There have been some creative ideas to prevent these attacks. They created artificial ponds to collect rainwater to provide the wildlife upon which the tiger preys with fresh drinking water. The authorities created electrified human dummies to look like wood cutters, fishermen and honey gatherers. The dummies were dressed in old urine-soaked clothes. They delivered a sharp electric shock when touched. Some tigers attacked the dummies and therefore I presume through negative reinforcement training they avoided people.

But interestingly the most significant reduction in human deaths arose out of a technique that was very simple namely that tigers normally attack people from behind and therefore they gave people a mask of the human face worn on the back of their heads.  When tigers see this mask, they are more reluctant to attack in line with what I said above about a tiger's reluctance to attack people unless provoked in some way.

In an unusual experiment, some 2,500 masks were issued to 8,000 workers entering the tiger reserve. And apparently the results were dramatic. In 1987 no one wearing a mask was killed by a tiger. In contrast, 29 people without masks were killed. Although some of those wearing masks were killed by tigers it was found that they were attacked after they had removed their mask on the back of the head.

There is no single reason why a tiger becomes a man eater. If a tiger does attack a person to protect their offspring or because they been disturbed it does not necessarily mean they will go on to become a man eater. I've read that if a tiger tastes human blood they want to attack more people but I am unsure about that theory.

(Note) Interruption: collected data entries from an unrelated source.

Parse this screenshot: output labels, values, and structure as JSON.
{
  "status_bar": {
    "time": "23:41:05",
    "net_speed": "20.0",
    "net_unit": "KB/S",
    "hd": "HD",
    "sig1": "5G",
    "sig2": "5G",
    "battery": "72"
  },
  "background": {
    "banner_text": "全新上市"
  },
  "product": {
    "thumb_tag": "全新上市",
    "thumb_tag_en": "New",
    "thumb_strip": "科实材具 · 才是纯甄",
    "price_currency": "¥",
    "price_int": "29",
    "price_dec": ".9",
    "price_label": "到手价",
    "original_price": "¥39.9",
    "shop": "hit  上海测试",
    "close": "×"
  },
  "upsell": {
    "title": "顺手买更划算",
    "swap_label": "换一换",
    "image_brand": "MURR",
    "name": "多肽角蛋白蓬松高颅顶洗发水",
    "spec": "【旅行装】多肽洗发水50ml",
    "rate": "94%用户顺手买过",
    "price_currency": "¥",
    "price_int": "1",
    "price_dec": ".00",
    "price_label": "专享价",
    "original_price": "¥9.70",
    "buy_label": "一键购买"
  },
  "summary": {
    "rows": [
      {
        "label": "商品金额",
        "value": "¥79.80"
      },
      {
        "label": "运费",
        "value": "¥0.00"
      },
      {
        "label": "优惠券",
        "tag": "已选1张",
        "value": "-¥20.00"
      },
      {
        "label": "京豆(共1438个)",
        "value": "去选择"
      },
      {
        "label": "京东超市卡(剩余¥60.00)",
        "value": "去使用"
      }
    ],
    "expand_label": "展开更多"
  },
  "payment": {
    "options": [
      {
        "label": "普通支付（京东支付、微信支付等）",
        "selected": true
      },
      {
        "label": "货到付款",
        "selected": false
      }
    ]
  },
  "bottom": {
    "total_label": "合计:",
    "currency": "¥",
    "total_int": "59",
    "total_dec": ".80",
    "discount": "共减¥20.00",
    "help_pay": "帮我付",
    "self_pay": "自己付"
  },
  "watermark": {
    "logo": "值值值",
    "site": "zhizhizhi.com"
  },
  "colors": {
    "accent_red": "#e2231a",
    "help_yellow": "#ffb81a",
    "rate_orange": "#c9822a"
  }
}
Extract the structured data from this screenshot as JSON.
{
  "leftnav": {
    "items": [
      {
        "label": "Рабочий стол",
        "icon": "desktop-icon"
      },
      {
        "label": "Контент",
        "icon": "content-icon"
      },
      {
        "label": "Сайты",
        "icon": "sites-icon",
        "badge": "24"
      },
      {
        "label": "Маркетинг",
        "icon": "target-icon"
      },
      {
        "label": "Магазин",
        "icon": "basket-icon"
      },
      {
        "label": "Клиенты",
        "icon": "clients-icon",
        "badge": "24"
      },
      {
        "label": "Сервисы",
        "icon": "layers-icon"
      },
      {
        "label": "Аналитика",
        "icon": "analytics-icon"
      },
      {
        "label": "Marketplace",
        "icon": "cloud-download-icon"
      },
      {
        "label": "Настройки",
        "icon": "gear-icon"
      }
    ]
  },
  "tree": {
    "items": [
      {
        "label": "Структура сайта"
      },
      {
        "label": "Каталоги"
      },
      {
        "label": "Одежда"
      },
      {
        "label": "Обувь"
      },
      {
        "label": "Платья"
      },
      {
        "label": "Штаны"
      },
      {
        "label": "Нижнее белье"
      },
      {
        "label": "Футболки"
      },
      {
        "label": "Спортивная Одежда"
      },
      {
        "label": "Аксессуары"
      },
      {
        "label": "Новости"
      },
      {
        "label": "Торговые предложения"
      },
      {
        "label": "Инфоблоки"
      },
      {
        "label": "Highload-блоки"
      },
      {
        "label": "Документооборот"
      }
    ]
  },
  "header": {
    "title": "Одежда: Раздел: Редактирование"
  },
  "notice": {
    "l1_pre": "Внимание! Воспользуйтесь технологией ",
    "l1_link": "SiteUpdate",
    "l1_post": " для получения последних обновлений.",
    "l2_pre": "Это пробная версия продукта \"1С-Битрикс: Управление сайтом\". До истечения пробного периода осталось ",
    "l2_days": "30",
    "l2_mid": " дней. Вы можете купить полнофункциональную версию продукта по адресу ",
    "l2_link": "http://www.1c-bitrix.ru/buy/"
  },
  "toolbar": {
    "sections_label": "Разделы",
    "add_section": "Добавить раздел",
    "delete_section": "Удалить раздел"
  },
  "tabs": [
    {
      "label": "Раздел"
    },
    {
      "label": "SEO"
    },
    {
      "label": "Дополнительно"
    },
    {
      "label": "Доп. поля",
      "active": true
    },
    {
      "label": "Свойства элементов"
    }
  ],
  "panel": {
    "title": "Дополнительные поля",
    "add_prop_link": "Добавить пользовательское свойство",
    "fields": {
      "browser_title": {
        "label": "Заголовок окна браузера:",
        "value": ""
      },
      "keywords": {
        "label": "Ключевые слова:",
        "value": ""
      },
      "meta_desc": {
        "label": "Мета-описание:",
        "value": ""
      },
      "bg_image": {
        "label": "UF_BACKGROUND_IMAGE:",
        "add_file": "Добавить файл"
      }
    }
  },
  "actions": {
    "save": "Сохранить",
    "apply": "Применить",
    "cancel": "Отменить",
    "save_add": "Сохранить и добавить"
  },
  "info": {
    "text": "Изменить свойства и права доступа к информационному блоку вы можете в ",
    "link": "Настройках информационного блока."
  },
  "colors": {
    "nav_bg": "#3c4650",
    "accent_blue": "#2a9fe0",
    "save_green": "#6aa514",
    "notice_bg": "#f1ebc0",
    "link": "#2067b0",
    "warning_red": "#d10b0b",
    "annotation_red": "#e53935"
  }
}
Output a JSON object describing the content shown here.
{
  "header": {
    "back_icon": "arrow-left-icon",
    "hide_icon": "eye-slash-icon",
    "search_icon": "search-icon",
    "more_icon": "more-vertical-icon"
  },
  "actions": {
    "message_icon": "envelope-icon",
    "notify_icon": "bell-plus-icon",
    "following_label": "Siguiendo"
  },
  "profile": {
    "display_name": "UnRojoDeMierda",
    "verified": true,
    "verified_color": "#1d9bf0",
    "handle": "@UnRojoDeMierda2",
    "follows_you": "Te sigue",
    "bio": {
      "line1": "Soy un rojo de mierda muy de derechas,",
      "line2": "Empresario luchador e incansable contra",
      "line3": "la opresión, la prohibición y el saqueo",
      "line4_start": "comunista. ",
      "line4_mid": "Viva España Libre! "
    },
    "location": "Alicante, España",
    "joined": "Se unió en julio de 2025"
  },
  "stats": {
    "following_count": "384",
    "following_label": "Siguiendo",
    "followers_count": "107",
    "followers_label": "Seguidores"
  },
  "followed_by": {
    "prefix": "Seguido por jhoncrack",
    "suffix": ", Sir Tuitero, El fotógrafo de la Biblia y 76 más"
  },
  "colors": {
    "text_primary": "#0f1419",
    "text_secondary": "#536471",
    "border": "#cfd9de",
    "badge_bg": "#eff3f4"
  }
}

Jim Corbett, who should know better than most, said that "a man-eating tiger is a tiger that has been compelled, through stress or circumstances beyond its control, to adopt a diet that is alien to it. The stress of circumstances is, in nine cases out of 10, wounds and in the 10th, old age."

Corbett also believed that the switch from animal/human flesh was in most cases accidental. And Mel and Fiona Sunquist say that his theories have lasted the test of time. Jim Corbett's knowledge about tiger attacks have hardly been improved since.

In 1979, there was an outbreak of attacks by tigers in the Chitwan National Park after no historical records of attacks. The tigers involved were well known. Their history was well documented. The Chitwan man eating tigers help to illustrate the different ways in which a tiger can convert from preying on animals to preying on humans.

A classic example involved a young male tiger wounded in a fight. He was born in the park and left his mother's natal range when he was about two years old but got into a serious fight with another male which wounded him badly. He was unable to move on the park warden discovered him some days later.

He was tranquilized by the warden and patched up and then released. The tiger recovered but had a permanent limp. He survived by killing cattle on the edge of the national reserve. His injured leg prevented him from catching wild prey and he had to live off cattle. This led to the inevitable when he bumped into a young schoolteacher who was coming down to the river for a bath. A man walking behind the schoolteacher, heard a scream and saw her struggling with the tiger. The tiger kill the schoolteacher and fled.

The warden who had treated the tiger had also put a radio collar on him and they were therefore able to locate and tranquilize him and move him to a zoo. If he'd been left alone, he might well have gone on to kill more people. But the key point there is that he was an injured tiger unable to attack and kill the usual large prey animal. He was forced by circumstance to pick on the far more vulnerable creature: human animal.